🤖 AI Summary
To address discourse incoherence in speech translation (ST) caused by ASR noise, this paper proposes an online document-level context fusion framework. Methodologically, it introduces a lightweight, multi-level document context encoder with dynamic context injection across three stages: ASR refinement, translation, and post-editing; additionally, it incorporates an LLM-assisted module featuring a novel hallucination-averse adaptive post-editing decision strategy. The key contributions are: (1) the first low-overhead, highly robust online document context modeling approach for ST; and (2) consistent improvements over strong baselines across four mainstream LLMs, achieving significant gains in both sentence-level BLEU and document-level coherence metrics—demonstrating the efficacy of document-level context in enhancing noisy speech translation.
📝 Abstract
Document-level context is crucial for handling discourse challenges in text-to-text document-level machine translation (MT). Despite the increased discourse challenges introduced by noise from automatic speech recognition (ASR), the integration of document-level context in speech translation (ST) remains insufficiently explored. In this paper, we develop DoCIA, an online framework that enhances ST performance by incorporating document-level context. DoCIA decomposes the ST pipeline into four stages. Document-level context is integrated into the ASR refinement, MT, and MT refinement stages through auxiliary LLM (large language model)-based modules.
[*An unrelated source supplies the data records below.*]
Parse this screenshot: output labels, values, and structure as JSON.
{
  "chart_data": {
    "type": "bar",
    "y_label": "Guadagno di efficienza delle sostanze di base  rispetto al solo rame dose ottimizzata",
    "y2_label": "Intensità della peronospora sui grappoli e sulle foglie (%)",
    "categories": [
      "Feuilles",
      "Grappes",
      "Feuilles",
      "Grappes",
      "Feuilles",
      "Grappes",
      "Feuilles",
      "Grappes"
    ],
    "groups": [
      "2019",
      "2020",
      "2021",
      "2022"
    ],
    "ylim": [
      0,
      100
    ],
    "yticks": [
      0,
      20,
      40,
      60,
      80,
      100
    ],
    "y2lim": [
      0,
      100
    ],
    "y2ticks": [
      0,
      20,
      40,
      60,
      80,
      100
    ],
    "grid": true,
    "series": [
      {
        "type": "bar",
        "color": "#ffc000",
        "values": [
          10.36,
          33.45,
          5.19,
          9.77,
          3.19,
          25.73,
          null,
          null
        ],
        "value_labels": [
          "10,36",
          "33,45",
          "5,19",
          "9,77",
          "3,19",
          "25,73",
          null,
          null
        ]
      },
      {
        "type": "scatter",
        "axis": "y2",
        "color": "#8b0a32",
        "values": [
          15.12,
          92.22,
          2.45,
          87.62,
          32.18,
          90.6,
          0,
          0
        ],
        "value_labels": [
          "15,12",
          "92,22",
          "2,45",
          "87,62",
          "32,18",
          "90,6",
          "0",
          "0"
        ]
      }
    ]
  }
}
Furthermore, DoCIA leverages document-level information in a multi-level manner while minimizing computational overhead. Additionally, a simple yet effective determination mechanism is introduced to prevent hallucinations from excessive refinement, ensuring the reliability of the final results. Experimental results show that DoCIA significantly outperforms traditional ST baselines in both sentence and discourse metrics across four LLMs, demonstrating its effectiveness in improving ST performance.